Note that how much the bank will lend you for a development project is potentially different to the amount they will lend you for a more simple property investment. 

For the banks, lending to a developer is a very different assessment process. The risk with a development project is greater as the final build cost and sales values can only be estimated initially. The banks will consider both the viability of the project as well as your own financial history. Even the track record of your builder may be taken into account. In cases where serviceability of a facility becomes an issue, banks may also ask for off the plan sales before releasing funds.

Your loan application

Your loan application will be similar to an in-depth business plan. How you manage the application process will also influence your reputation with your lender. You’ll need to put together a detailed application that includes the following:

  • Executive summary (project viability and notable features)
  • A viable timeline
  • Feasibility assessment (including contingencies) 
  • Complete costings: construction costs (which in some cases a bank may request a quantity surveyor report detailing this information), loan payments, interest payments, legal fees, tax payable, projected sales figures, and net result
  • Site description
  • Zoning details
  • Design documents
  • Details of your consultants

Your application needs to adequately display the viability of your proposed property development project. Lenders are looking critically at this information to determine the risk level of your project. In addition to the current project viability, they will also analyse the quality of your security. This includes the: 

  • End value vs median value (a higher than median value home is more difficult to sell)
  • Zoning (residential zoning is preferable)
  • Fire sale prices (what is the minimum they could sell for)
  • Dwelling size (small apartments are not easy to fund)
  • Suburb capital growth

Most development loans are up to 80% of the final cost of the project. The remaining is funded by your and/or your equity partner/s as a deposit. If you need to borrow more than 80%, you will need to pay for Lenders Mortgage Insurance (LMI), and the approval process will usually be more difficult. The amount you borrow is called the Loan to Value ratio, or LVR. 

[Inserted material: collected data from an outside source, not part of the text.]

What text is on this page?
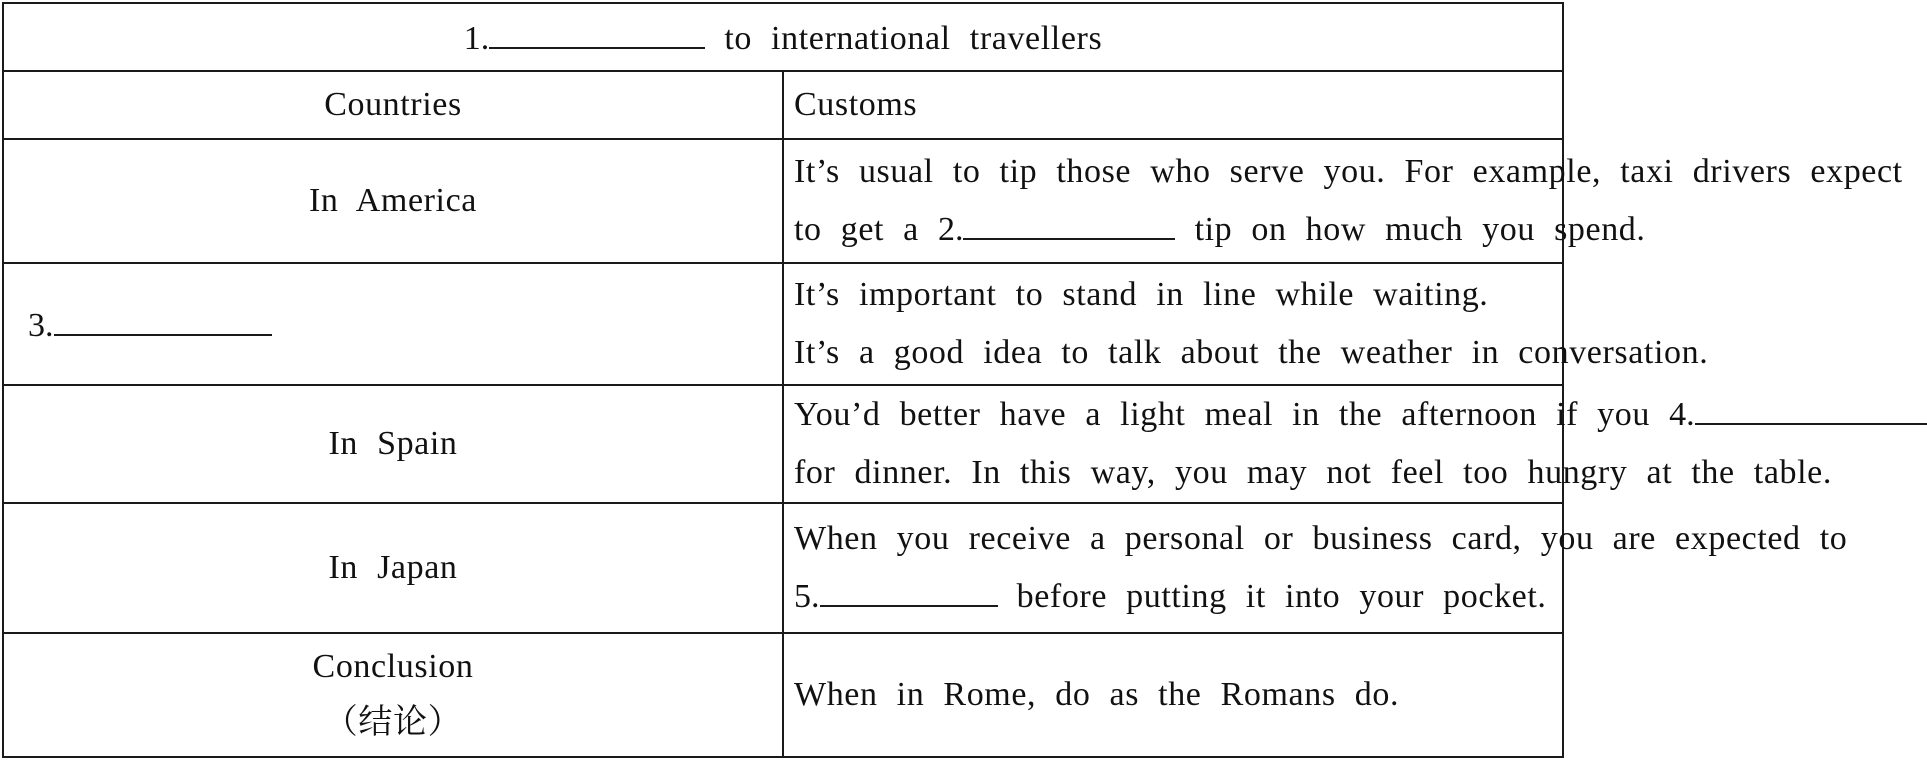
1. to international travellers	
Countries	Customs
In America	It’s usual to tip those who serve you. For example, taxi drivers expect
to get a 2. tip on how much you spend.

3.	It’s important to stand in line while waiting.
It’s a good idea to talk about the weather in conversation.

In Spain	You’d better have a light meal in the afternoon if you 4.
for dinner. In this way, you may not feel too hungry at the table.

In Japan	When you receive a personal or business card, you are expected to
5. before putting it into your pocket.

Conclusion
（结论）	When in Rome, do as the Romans do.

It’s important to know in the planning process that how many units you want to build will affect your loan. This is because the classification of your project changes the allowable LVR. ‘Commercial’ projects LVR is often only 60-70%, whereas it can be 80% for ‘residential’. However, just because a project is called ‘commercial’ doesn’t mean it’s a commercial property. A development project is classified as ‘residential’ where there are 2 or 3 units on a lot. Whereas over 3 units may be deemed a ‘commercial’ real estate development. 

Development loan finance packages

Where a property development finance package can differ from a simple investment is in regards to the interest payments. You may be able to borrow the interest payments within the loan. In practical terms this means that instead of paying the interest in month 1, this gets added to the total amount for month 2, and so it goes. That is, as long as costs remain within your maximum LVR. This may continue for the entire construction period, and would usually end upon completion.

Property development loans are usually staged payments. These are payable by the bank to your builder at the completion of each stage, and include:

  • the deposit
  • base stage
  • frame stage
  • lock up stage
  • fixing stage
  • balance upon completion

As the process of gaining development finance can be complicated, it’s advisable to get assistance from a specialist team early on. An experienced multi-unit design and construct team should be able to assist you with the information you need for your application. They may also be able to link you with other specialist services such as mortgage brokers experienced with development loans.